I found myself immeasurably and inexplicably moved.

A miracle, I said.”

Part of the power of the book comes from the way in which Saunders treats grief. We’ve all lost people. We can all imagine what it would be like to lose a child. The fact that Saunders’ narrative grips and moves alongside what can only be described as the furthest reaches of a barmy imagination is quite a feat. As Lincoln pere leaves the cemetery at the close of the book, he is ‘broken, awed, humbled, diminished… Reduced, ruined, remade… Merciful, patient, dazzled…” It’s not a million miles away from what it’s like to finish the book.
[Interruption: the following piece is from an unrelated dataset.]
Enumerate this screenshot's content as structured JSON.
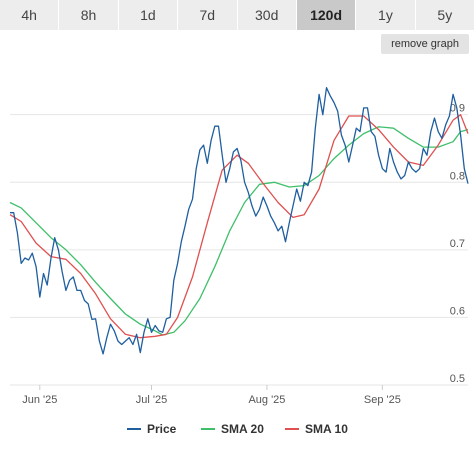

There are a lot of things we can tell you, a lot of highlights we are reluctant to share, details best found yourself reading the book. There are complexities here (particularly when it comes to the ways in which Saunders arrays his theology) that you’ll want to mull over when you’re done. But in the minute, as you read, the sentences and the paragraphs and the short chapters will have you gasping and laughing. It’s a feat, a book like no other.

Any Cop?: We can’t recommend it enough.